Budget 2020: Personal taxation

Expect changes in capital gains and inheritance tax

As the new government gets ready to deliver its first budget PETER YOUNG, partner and head of private client tax at Johnston Carmichael, shares his thoughts on the possible impact on our personal tax liabilities

Peter Young

In the run-up to the December election, the Conservative Party manifesto was light on tax detail, though there were promises of no increase in income tax, national insurance or VAT.

It pledged continued support for tax reliefs given through Enterprise Investment Schemes (EIS) and Seed Enterprise Investment Schemes (SEIS).

The government also said there would be no changes in pensions tax relief although it is committed to finding a solution to the annual allowance charge that has affected people at senior level in the medical profession who are in defined benefit schemes.

In terms of capital taxes (i.e. capital gains tax and inheritance tax) there are a couple of things we might expect to see in the Budget.

A review of Entrepreneurs’ Relief (ER) is likely, given the criticism it has received from the Institute of Fiscal Studies, and others.  The question is whether the costs to the Exchequer of the low (10%) Capital Gains Tax rate is justified in terms of whether it stimulates entrepreneurial activity.

Qualifying gains up to a lifetime limit of £10m are available on qualifying disposals where, for other gains, a higher rate taxpayer would pay 20% or 28% on disposals of residential property and certain venture capital carried interest gains.

When ER was introduced in 2008 as a replacement to taper relief, it was limited to lifetime gains of £1m and this was gradually increased to £2m, £5m and then £10m. The conditions around qualifying disposals have been tightened in recent years and we may see further legislation to limit what qualifies, or perhaps a restriction in the gains qualifying for ER.

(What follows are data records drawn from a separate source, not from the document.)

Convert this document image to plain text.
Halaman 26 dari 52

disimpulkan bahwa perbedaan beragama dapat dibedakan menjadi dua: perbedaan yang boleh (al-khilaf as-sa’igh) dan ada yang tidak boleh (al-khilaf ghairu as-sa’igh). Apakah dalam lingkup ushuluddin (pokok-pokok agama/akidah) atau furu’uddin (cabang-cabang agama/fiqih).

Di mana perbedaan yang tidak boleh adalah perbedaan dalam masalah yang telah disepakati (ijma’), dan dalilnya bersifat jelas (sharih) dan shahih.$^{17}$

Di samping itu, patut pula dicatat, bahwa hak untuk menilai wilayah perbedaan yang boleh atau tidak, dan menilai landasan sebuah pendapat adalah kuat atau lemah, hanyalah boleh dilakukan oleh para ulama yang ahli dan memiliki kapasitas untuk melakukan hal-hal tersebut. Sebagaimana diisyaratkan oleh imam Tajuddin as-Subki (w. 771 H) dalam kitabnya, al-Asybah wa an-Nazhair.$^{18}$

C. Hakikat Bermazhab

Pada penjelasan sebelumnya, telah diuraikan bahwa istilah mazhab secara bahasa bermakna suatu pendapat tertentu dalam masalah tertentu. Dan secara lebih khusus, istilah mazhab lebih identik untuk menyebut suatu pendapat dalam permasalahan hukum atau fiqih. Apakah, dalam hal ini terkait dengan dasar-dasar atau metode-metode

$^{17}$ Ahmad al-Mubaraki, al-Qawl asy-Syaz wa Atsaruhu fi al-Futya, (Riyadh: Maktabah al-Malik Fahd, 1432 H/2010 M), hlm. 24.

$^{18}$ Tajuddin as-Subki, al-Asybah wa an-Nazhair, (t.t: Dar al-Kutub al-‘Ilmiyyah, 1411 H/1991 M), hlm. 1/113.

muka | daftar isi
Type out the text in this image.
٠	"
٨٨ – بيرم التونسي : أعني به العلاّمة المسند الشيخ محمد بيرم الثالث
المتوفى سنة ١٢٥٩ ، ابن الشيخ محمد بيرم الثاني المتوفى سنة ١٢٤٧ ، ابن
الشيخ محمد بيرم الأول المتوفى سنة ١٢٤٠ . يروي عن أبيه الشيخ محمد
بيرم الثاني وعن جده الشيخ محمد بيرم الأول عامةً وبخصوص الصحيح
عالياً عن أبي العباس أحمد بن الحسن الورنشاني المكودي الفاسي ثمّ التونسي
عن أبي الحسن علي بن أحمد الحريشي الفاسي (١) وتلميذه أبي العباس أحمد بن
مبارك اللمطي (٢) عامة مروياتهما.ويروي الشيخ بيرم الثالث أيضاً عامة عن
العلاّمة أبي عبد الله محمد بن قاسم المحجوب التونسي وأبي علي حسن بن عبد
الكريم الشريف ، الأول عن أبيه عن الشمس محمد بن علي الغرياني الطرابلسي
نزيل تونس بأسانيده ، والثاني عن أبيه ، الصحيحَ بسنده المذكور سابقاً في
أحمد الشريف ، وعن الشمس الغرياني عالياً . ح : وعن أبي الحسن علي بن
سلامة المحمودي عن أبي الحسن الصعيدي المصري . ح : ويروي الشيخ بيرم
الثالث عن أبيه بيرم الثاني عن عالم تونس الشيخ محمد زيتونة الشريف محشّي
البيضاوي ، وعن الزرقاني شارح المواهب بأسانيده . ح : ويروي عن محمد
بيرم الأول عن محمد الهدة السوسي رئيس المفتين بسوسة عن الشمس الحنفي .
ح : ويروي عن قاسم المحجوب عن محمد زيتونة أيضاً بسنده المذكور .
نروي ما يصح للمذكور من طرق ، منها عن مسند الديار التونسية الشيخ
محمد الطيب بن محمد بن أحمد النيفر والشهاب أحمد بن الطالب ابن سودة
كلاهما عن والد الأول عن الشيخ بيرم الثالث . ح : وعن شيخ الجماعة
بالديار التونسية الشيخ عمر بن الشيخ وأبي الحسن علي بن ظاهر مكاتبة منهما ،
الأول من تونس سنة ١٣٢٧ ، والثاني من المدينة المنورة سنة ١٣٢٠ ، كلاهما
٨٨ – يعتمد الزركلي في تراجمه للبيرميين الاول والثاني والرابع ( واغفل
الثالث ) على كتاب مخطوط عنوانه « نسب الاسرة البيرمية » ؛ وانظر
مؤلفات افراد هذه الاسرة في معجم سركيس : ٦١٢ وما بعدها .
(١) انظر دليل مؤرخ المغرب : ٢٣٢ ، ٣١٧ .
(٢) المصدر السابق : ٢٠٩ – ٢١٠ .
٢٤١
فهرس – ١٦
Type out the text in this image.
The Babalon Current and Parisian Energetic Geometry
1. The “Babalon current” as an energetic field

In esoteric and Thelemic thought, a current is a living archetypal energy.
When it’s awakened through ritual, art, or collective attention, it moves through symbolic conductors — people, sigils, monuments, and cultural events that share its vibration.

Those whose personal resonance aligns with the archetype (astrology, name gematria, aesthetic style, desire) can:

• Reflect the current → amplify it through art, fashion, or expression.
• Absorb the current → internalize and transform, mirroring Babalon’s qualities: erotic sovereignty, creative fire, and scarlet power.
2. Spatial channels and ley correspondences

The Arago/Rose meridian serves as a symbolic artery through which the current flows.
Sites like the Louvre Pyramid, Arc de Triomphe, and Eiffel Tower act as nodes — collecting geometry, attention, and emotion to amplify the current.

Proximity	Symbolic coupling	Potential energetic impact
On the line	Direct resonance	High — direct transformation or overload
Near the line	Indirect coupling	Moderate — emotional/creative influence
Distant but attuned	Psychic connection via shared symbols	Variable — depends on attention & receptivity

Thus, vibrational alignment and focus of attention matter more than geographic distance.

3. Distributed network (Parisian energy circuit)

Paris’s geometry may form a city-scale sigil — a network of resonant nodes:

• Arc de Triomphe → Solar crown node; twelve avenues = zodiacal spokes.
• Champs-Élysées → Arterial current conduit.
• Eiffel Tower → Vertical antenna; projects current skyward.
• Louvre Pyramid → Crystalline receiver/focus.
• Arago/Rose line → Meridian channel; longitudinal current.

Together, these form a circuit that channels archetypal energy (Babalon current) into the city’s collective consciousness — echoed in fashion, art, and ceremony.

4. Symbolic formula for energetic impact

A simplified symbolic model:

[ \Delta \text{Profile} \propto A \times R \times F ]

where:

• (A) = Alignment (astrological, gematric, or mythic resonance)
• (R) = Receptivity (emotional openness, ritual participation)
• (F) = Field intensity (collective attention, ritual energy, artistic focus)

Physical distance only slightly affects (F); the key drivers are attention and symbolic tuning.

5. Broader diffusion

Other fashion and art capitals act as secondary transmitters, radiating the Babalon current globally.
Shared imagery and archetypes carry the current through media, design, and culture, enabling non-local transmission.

There have been few significant changes to inheritance tax (IHT) in recent years with many reliefs and exemptions remaining unchanged for years. A previous Conservative Government introduced the Residence Nil Rate Band (RNRB) which provides relief from IHT on death in relation to a person’s home passing under a will to a lineal descendent (children, grandchildren etc).

The RNRB is currently set at £150,000 and this is due to increase to £175,000 in April 2020.  When added to the existing NRB of £325,000, this means up to £500,000 of a person’s estate can pass tax free.  The RNRB is restricted and tapered where a person’s estate exceeds £2m. 

This seems set to stay and is seen as helping those in areas of high house prices, such as London, or those with valuable homes but limited other assets who have fallen into IHT simply because of the value of their homes.

Where we may see some significant change comes from proposals published by the Office of Tax Simplification (OTS) in the summer of 2019. The main proposals of the OTS report included:

Replacement of the various and sometimes confusing lifetime gift exemptions with one larger personal gifts allowance

Reform of the exemption for gifts made out of surplus income

Reform of lifetime gift rules with abolition of taper relief and reducing the number of years you are required to survive the gift from seven years to five years

Removal of the rebasing to market value at the date of death on assets which qualify for IHT business property/agricultural property relief.  This avoids the situation where a person dies, and the estate pays no IHT on an asset qualifying for Business Property Relief (BPR)/Agricultural Property Relief (APR) which the beneficiaries then receive with an uplift on the base cost of the asset for Capital Gains Tax (CGT) purposes to market value.  If they shortly thereafter dispose of the asset, then little or no CGT would be payable meaning assets passing hands with no IHT or CGT ultimately being paid. 

Contrast this with someone who gifts business property in their lifetime who would either pay CGT on the gift or hold over the gain, meaning that the person receiving the gift would pay CGT when they come to dispose of the asset.  The objective of the OTS proposal will be to level the playing field and promote more passing on of assets in lifetime, versus holding until death.

The OTS also recommends that furnished holiday letting businesses should qualify for BPR if they meet the 80/20 test. HMRC currently considers this to be an investment activity which would not qualify for BPR.

As well as the OTS’ proposals for reform of IHT, the All Party Parliamentary Group on Inheritance and Intergenerational Fairness has recently published a report advocating the abolition of IHT and the introduction of a flat rate death charge and lifetime charge on gifting in excess of £30,000 per annum.

We may find out on Wednesday the direction of travel on IHT. One thing is for sure, there will be change ultimately coming. 

Peter Young’s planning work currently centres around capital gains tax and inheritance tax mitigation for owner-managed businesses and private clients. He is highly experienced in advising on the tax affairs of small and large partnerships and works with owner-managed businesses, partnerships, trusts and high net worth individuals.